Understanding Scheduled Downtime
Scheduled downtime should be the only reason a site becomes unavailable. Whenever a site has a scheduled release, hardware upgrade, planned ISP outage, or other required downtime scenario, this is scheduled downtime. Consider these downtimes as a separate measurement from unscheduled downtime. While it is important to improve this availability number, the goal should stay within what is reasonable in today's Web farms. New .NET Enterprise technologies, like Application Center 2000, will help improve the scheduled availability rating. Most of the improvements are to be made by improving the process for releasing new features into the production Web farm.
Measuring Overall Availability
When measuring overall availability, a business should consider total downtime as a separate measurement from total unscheduled downtime. Each area of availability is calculated separately to help direct where efforts to improve availability should be made. Keep a running total of the network, server, application, unscheduled, and scheduled availabilities. Combine the network, server, and application availability to create the unscheduled availability quotient. Combine all the availability ratings to create the overall availability rating. Table 3.2 has the availability ratings and goals for Foo.com, based on a six-month period.

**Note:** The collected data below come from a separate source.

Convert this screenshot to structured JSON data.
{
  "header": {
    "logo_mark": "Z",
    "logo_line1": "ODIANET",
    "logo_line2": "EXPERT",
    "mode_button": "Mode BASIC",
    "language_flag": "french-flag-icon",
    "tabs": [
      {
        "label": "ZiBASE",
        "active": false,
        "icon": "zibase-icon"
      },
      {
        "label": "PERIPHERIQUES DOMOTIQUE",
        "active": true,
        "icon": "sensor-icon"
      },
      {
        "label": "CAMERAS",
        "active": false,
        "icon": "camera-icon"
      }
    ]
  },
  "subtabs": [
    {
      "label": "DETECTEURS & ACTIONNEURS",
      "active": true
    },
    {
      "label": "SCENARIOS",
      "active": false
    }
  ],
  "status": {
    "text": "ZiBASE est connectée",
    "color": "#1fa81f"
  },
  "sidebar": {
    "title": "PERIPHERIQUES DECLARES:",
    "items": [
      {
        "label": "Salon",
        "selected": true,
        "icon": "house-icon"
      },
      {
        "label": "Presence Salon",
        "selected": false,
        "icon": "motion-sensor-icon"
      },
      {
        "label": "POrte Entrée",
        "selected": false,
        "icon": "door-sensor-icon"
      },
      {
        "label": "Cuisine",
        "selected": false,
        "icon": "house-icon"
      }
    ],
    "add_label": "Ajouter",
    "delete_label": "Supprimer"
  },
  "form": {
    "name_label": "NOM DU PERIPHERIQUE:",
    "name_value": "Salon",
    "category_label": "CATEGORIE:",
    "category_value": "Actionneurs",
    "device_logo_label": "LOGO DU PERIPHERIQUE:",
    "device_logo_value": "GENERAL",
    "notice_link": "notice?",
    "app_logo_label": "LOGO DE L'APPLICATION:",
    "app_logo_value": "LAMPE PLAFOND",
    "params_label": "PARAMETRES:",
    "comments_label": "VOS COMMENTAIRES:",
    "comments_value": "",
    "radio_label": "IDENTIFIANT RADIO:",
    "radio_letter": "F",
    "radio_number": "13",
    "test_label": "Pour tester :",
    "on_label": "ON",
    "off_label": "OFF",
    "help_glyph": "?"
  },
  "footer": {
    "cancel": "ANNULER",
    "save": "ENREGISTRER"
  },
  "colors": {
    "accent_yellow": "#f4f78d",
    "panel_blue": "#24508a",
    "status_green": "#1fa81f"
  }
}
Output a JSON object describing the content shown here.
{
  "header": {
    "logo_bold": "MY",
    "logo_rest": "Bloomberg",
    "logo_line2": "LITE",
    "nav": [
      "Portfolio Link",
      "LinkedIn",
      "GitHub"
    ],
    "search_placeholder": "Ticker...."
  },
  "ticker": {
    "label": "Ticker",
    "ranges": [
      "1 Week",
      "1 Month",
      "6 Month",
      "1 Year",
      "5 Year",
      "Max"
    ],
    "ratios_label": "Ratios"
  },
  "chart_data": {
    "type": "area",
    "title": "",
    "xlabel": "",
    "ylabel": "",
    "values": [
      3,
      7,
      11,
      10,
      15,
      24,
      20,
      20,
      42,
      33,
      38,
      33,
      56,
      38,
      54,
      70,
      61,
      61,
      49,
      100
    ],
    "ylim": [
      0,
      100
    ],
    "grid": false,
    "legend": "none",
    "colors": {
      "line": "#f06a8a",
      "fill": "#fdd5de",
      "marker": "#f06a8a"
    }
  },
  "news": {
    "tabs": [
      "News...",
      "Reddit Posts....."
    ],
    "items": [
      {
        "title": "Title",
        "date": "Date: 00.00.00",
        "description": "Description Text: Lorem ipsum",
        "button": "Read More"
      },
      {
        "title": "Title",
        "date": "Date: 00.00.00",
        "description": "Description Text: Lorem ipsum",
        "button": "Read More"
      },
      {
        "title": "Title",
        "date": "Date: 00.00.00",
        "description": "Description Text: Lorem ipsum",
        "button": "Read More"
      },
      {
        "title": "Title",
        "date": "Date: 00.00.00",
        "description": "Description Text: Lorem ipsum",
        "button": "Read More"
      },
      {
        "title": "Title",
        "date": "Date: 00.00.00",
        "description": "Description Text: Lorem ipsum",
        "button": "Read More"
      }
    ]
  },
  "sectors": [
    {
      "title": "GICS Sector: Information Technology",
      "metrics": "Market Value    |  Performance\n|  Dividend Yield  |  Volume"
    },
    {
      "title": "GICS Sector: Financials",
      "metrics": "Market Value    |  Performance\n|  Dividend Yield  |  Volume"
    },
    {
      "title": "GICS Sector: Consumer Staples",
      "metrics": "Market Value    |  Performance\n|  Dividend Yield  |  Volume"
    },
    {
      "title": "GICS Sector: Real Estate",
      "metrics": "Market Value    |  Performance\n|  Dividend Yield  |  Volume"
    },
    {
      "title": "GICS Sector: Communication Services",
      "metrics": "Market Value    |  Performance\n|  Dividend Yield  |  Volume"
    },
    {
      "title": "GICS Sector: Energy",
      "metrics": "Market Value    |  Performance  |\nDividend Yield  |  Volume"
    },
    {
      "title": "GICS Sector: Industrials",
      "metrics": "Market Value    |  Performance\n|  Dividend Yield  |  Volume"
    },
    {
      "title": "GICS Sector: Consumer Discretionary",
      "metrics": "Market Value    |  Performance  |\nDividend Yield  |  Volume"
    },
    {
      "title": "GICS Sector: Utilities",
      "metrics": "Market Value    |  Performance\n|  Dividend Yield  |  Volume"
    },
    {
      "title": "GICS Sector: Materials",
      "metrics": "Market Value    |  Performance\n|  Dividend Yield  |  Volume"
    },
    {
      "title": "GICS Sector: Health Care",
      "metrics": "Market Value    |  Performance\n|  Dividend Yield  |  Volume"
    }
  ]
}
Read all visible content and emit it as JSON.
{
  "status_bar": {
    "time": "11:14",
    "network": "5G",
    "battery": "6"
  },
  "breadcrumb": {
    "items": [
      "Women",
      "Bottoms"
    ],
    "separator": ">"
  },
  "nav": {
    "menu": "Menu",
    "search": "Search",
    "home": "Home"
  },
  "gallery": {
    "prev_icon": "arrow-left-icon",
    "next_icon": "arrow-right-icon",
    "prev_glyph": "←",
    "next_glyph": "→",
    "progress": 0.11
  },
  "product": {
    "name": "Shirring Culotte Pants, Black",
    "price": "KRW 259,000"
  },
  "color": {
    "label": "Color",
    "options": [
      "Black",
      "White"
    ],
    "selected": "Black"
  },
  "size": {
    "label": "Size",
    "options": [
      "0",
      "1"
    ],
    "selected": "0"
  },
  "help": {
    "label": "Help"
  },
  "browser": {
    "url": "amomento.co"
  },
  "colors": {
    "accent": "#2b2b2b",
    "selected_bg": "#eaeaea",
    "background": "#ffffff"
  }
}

Table 3.2 Foo.com's Availability Goals for Six Months
Availability_Type |
Availability Goal |
Downtime |
Availability Measurement |
Network |
99.9 |
1 hour |
99.97% |
Server |
99.9 |
5 hours |
99.88% |
Application |
99.9 |
10 hours |
99.77% |
Scheduled |
99 |
70 hours |
98.39% |
Unscheduled |
99.9 |
17 hours |
99.61% |
Overall |
99 |
87 hours |
98% |
Foo.com does a good job of preventing unscheduled downtime. It is 0.3% away from its stated unscheduled availability goal. However, this is approximately 12 hours of downtime. In order to achieve this goal, application availability problems need to be addressed. To improve overall availability, Foo.com needs to work on the time it takes to perform scheduled maintenance tasks. Foo.com needs to make up 43 hours to reach its overall availability goal of 99%.